Изменить размер шрифта - +
Но если с хлюпающими носами он еще как-то справлялся, внезапная болезнь герцога оказалась ему не по плечу.

7 января герцог Кентский вместе с Джоном Конроем отправился проверять лошадей в конюшне, а домой вернулся сильно простуженным. К 12 января его состояние стало тяжелым: к высокой температуре прибавились рвота и боли в груди. Закаленный в походах организм герцога еще мог бы перебороть пневмонию, если бы на него не набросилась английская медицина. С английской медициной ему было не совладать. Как мрачно шутил лорд Мельбурн, премьер-министр и добрый друг Виктории, «английские врачи убивают, французские – просто дают умереть».

Доктор Уилсон вместе с лондонским коллегой лечили больного кровопусканиями. За две недели крепкий мужчина превратился в старика, который плакал от страха, услышав, что ему вновь будут отворять кровь. Всего за время лечения герцог потерял около шести пинт крови. «На его теле нет ни одного живого места, не затронутого банками, горчичниками и следами кровопусканий», – жалела мужа герцогиня. Во время страшной болезни Виктория не отходила от его постели, по пять дней не меняя платья. Стиснув кулаки, наблюдала, как доктора терзают мужа, но не могла с ними даже объясниться – в английском была не сильна.

22 января вместе с принцем Леопольдом в Сидмут прибыл барон Стокмар. Он констатировал, что «человеческие усилия тут уже не помогут». Эдуард Кентский проиграл схватку с современной медициной. Ему хватило сил лишь на то, чтобы сделать жене последний, самый дорогой подарок. Он подписал завещание, согласно которому она становилась единственным опекуном принцессы Виктории. Английские законы рассматривали детей как собственность отца, поэтому Эдуард при желании мог передать дочь кому-нибудь из братьев. Вездесущий Конрой, пользуясь болезнью герцога, тоже предлагал в опекуны свою скромную кандидатуру. Но Эдуард сделал выбор в пользу жены. И тем самым он раз и навсегда изменил ход английский истории.

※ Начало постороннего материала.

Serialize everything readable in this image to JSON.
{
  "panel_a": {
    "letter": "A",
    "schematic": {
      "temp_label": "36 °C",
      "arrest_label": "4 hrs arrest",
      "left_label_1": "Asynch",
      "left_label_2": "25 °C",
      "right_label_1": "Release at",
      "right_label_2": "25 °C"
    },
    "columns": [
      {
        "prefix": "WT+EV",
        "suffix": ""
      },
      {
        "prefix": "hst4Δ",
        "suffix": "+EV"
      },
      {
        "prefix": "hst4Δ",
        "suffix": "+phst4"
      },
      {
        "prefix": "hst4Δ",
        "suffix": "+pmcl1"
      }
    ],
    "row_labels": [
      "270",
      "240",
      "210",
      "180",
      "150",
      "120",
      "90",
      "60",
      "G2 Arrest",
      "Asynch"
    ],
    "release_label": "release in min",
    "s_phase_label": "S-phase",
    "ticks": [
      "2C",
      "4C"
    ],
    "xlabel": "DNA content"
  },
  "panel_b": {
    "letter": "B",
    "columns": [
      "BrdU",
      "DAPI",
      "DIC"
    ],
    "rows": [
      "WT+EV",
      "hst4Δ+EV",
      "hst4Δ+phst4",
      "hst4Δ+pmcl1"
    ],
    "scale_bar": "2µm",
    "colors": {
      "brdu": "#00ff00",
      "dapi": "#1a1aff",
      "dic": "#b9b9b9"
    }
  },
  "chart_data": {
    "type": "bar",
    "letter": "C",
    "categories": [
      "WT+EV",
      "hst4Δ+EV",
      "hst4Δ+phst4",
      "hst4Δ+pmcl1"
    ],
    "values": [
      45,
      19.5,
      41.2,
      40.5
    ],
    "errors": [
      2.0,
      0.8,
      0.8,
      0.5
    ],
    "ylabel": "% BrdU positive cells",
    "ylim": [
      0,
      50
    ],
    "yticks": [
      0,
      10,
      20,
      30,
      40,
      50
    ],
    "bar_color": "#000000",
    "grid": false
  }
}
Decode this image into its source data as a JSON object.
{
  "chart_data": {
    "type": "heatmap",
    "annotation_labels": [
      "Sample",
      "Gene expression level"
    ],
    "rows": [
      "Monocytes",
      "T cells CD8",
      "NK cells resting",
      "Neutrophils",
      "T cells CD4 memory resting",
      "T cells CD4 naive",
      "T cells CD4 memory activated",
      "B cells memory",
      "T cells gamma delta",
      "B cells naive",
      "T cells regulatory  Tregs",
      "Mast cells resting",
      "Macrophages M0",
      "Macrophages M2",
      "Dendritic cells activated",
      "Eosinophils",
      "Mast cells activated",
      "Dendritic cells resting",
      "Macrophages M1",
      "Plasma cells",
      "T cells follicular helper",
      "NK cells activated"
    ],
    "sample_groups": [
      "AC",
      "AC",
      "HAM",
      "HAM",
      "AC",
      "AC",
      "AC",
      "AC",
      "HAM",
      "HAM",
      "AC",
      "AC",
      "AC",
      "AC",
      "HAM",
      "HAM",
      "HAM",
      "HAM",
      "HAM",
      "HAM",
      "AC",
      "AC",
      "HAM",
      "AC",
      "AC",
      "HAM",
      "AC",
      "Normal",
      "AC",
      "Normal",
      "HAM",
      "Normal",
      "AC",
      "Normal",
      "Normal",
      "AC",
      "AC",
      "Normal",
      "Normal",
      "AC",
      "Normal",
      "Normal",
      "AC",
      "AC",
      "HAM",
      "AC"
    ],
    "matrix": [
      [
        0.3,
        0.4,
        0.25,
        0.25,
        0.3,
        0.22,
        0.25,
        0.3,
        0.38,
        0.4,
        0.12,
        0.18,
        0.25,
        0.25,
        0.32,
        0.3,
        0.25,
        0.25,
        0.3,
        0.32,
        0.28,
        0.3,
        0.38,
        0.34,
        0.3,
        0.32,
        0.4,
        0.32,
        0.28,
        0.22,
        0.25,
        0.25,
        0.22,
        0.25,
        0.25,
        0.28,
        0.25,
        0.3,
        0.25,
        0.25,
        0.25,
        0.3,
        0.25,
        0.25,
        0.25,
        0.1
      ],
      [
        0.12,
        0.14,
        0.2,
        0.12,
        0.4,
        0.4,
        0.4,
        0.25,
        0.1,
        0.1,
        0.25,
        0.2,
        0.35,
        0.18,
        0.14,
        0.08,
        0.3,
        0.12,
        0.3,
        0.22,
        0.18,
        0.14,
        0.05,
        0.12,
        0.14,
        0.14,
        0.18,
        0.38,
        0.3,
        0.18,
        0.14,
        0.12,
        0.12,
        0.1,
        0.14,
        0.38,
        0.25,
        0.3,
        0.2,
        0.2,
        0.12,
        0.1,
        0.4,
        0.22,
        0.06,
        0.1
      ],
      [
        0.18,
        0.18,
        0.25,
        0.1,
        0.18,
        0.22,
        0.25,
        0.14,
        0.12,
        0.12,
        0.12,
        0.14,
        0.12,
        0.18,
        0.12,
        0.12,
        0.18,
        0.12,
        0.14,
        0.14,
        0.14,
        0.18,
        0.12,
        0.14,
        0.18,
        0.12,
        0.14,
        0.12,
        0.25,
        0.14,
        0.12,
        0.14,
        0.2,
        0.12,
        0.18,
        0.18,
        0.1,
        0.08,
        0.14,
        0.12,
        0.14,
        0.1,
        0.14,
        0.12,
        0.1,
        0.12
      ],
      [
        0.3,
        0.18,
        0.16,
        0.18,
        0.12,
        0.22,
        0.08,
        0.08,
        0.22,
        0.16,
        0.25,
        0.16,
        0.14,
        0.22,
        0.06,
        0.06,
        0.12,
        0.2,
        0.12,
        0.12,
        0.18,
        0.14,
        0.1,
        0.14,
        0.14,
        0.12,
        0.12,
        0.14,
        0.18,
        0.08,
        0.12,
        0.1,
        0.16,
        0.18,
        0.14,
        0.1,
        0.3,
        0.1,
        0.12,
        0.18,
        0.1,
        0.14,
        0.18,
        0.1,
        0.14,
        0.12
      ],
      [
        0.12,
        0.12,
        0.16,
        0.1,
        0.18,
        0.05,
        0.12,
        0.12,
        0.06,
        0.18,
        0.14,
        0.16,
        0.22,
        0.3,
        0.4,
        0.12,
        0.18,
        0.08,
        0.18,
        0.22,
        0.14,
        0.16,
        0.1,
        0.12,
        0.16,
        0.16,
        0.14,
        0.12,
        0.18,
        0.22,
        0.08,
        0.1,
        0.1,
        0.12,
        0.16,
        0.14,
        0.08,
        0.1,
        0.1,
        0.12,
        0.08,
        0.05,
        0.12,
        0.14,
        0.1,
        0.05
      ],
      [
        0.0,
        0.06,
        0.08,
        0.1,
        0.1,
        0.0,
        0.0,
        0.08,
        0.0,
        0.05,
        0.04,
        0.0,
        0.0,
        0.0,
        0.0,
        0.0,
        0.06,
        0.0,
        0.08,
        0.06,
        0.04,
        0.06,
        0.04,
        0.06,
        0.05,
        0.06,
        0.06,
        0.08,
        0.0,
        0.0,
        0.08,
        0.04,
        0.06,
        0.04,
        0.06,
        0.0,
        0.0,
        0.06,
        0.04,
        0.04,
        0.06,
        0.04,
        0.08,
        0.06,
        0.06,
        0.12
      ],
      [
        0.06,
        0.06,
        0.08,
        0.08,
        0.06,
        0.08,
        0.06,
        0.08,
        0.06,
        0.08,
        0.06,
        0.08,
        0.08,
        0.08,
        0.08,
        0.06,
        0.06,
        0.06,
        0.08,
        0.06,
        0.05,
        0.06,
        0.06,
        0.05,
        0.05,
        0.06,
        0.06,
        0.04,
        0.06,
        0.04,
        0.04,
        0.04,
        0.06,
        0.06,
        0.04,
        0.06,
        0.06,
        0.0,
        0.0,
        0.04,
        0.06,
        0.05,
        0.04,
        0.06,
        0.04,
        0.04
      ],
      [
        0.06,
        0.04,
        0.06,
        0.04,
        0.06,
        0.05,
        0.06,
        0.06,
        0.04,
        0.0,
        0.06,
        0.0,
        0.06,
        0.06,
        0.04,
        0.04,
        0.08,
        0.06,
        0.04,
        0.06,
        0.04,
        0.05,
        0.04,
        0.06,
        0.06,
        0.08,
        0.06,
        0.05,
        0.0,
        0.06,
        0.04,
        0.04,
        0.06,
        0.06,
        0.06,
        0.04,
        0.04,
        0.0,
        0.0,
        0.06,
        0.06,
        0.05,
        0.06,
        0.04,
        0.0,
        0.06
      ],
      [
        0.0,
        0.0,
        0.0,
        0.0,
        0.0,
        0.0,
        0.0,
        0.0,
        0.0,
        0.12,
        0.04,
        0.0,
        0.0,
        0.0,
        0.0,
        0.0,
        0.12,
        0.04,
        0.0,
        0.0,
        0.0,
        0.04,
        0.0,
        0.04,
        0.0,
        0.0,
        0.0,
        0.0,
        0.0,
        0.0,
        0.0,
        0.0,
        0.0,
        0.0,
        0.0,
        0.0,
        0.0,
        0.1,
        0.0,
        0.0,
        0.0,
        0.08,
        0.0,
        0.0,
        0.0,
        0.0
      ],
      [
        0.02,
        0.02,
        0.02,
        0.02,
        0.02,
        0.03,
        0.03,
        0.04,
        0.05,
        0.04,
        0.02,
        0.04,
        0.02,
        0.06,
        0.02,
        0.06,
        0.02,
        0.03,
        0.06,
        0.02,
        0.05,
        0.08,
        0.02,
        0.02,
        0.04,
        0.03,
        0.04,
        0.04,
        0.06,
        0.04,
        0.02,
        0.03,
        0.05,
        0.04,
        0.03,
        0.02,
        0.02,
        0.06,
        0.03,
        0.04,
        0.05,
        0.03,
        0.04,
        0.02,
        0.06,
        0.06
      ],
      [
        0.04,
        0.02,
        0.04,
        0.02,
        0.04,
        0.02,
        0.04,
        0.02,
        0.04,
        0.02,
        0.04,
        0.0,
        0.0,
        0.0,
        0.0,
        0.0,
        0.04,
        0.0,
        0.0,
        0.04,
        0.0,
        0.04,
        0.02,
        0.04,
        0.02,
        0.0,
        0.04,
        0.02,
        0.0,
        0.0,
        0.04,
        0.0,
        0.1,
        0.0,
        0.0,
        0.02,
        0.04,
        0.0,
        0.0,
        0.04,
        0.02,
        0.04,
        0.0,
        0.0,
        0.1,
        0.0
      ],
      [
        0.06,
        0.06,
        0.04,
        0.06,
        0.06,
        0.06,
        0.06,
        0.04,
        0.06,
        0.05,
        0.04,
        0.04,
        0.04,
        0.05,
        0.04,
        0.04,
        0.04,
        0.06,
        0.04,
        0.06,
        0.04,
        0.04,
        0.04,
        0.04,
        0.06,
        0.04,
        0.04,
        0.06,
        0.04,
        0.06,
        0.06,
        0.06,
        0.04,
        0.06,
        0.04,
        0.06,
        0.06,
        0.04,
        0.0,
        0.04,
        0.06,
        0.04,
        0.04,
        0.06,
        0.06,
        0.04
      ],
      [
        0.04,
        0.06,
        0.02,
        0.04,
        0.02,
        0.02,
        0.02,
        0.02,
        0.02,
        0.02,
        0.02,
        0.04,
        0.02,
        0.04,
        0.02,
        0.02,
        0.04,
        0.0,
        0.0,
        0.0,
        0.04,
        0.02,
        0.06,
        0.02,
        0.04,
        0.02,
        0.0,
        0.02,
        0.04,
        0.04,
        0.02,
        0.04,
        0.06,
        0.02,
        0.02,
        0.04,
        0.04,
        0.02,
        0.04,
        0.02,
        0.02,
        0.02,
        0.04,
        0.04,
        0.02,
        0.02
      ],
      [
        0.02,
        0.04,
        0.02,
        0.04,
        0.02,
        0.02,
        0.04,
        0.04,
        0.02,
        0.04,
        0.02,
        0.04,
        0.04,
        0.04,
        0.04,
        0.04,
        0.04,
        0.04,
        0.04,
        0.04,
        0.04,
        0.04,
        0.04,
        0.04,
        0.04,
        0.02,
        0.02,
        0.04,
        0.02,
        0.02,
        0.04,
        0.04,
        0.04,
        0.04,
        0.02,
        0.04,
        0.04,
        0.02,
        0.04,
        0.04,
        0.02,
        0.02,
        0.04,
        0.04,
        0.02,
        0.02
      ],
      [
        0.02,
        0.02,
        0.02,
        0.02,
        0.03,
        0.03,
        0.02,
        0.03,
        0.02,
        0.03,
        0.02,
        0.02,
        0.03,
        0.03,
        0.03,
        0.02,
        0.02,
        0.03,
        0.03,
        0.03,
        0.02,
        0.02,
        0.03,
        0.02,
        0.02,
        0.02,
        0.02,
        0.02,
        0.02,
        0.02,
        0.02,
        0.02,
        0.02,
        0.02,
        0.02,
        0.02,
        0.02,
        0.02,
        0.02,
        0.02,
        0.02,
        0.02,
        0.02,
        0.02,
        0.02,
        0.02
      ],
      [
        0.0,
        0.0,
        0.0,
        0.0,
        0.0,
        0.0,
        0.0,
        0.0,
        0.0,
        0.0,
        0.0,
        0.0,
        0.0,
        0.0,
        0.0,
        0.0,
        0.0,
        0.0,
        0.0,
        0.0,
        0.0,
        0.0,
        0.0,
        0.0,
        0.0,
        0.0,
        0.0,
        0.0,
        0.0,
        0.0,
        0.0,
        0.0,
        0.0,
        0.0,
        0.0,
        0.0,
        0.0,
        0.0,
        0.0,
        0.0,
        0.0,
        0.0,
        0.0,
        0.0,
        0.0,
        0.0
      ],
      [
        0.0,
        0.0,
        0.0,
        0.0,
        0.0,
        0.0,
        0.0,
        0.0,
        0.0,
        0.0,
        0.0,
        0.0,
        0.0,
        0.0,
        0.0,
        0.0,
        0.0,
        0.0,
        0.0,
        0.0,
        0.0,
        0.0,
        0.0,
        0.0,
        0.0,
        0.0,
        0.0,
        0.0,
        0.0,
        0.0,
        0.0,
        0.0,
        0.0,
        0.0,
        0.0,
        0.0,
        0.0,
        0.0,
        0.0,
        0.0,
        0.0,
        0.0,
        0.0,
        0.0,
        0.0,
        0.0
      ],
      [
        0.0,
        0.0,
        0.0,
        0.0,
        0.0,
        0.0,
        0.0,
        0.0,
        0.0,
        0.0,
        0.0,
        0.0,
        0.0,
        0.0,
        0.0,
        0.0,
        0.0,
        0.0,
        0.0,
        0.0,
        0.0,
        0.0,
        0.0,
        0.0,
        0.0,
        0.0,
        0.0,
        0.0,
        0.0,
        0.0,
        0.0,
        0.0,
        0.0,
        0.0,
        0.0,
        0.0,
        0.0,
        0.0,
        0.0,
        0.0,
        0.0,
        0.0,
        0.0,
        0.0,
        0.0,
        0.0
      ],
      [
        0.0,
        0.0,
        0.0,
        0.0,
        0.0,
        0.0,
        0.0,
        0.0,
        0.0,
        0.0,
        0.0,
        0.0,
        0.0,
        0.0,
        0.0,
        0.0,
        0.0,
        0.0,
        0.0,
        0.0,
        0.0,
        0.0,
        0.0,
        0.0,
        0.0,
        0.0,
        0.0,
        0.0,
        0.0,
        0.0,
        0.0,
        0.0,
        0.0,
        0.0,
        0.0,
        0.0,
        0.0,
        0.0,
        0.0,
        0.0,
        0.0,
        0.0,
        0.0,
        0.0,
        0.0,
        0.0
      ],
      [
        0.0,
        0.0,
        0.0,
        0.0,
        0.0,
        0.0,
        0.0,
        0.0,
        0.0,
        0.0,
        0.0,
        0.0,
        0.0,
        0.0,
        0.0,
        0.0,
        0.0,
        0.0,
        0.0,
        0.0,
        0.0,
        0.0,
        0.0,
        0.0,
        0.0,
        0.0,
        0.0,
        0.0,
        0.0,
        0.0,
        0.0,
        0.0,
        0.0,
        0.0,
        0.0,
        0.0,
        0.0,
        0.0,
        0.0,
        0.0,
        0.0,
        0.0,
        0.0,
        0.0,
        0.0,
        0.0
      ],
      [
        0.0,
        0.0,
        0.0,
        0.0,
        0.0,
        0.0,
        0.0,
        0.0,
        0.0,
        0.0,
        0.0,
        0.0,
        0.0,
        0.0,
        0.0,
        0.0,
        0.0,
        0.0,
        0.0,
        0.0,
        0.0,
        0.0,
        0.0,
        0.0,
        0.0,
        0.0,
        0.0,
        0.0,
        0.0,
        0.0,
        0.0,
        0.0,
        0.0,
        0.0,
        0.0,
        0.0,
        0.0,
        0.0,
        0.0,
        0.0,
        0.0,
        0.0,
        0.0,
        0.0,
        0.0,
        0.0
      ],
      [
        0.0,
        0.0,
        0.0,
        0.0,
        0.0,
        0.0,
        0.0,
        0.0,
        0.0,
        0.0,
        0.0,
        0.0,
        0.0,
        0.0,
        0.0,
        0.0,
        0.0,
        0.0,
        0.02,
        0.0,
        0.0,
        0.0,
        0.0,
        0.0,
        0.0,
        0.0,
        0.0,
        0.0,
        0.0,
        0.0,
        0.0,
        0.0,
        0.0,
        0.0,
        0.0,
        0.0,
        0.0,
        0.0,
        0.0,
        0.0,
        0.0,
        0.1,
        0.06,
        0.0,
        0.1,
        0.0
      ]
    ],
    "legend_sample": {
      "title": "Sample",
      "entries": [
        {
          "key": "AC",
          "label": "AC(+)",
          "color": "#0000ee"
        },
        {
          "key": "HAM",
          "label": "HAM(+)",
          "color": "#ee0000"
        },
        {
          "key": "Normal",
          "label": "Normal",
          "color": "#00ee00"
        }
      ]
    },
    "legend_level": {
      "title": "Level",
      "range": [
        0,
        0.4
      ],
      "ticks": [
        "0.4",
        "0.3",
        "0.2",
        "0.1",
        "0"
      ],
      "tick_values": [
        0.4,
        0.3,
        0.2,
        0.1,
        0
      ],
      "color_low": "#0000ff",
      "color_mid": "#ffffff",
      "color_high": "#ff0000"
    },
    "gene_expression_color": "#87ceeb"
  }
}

Подписав документ, герцог откинулся на подушку и скончался следующим утром, 23 января 1820 года. Его смерть стала полной неожиданностью для всей страны. Подданные британской короны были уверены, что Эдуард будет носить траур по остальным братьям. «Он был сильнейшим из сильных, никогда прежде не болел, а тут вдруг скончался от простуды, когда половина королевства болеет ею и в ус не дует. Вот так невезение», – с чисто английской сдержанностью заключил мемуарист Джон Крокер.

 

* * *

Недоумение британцев не шло ни в какое сравнение с отчаянием герцогини Кентской. В свои тридцать два года она вновь стала вдовой, да еще с двумя детьми на руках, в чужой стране, среди нелюбезной родни. Сама судьба вела ее обратно в Германию, в родной Аморбах. Но прозорливый Леопольд воспротивился ее возвращению.

Как и герцог Кентский, Леопольд отлично понимал, что принцесса Виктория должна воспитываться в Англии, на глазах у будущих подданных. Только так увеличатся ее шансы занять престол, ведь в затылок девочке дышали сыновья Камберленда и Кембриджа. Свою поддержку Леопольд выражал не только на словах, но и на деле. Из тех 50 тысяч, которые парламент продолжал выплачивать вдовцу Шарлотты, он выделил сестре 3000. Прибавить сюда ее личные доходы, целых 6000, и набегает круглая сумма. На такую не разгуляешься, но жить можно.

Герцогине повезло вдвойне, ведь о ее существовании наконец-то вспомнил Георг. Похоронив отца в 1820 году, новый король пребывал в благодушном настроении и раздавал милости направо и налево. Он предоставил невестке апартаменты в Кенсингтонском дворце, хотя этим его забота ограничилась. Дальше пусть сама как-нибудь выкручивается.

Усилия Леопольда оставить обеих Викторий в Англии горячо поддержал Джон Конрой. Вовремя подставив герцогине сильное мужское плечо, он прибрал к рукам всю власть в ее доме.

Ни одно решение не принималось в обход выскочки-ирландца.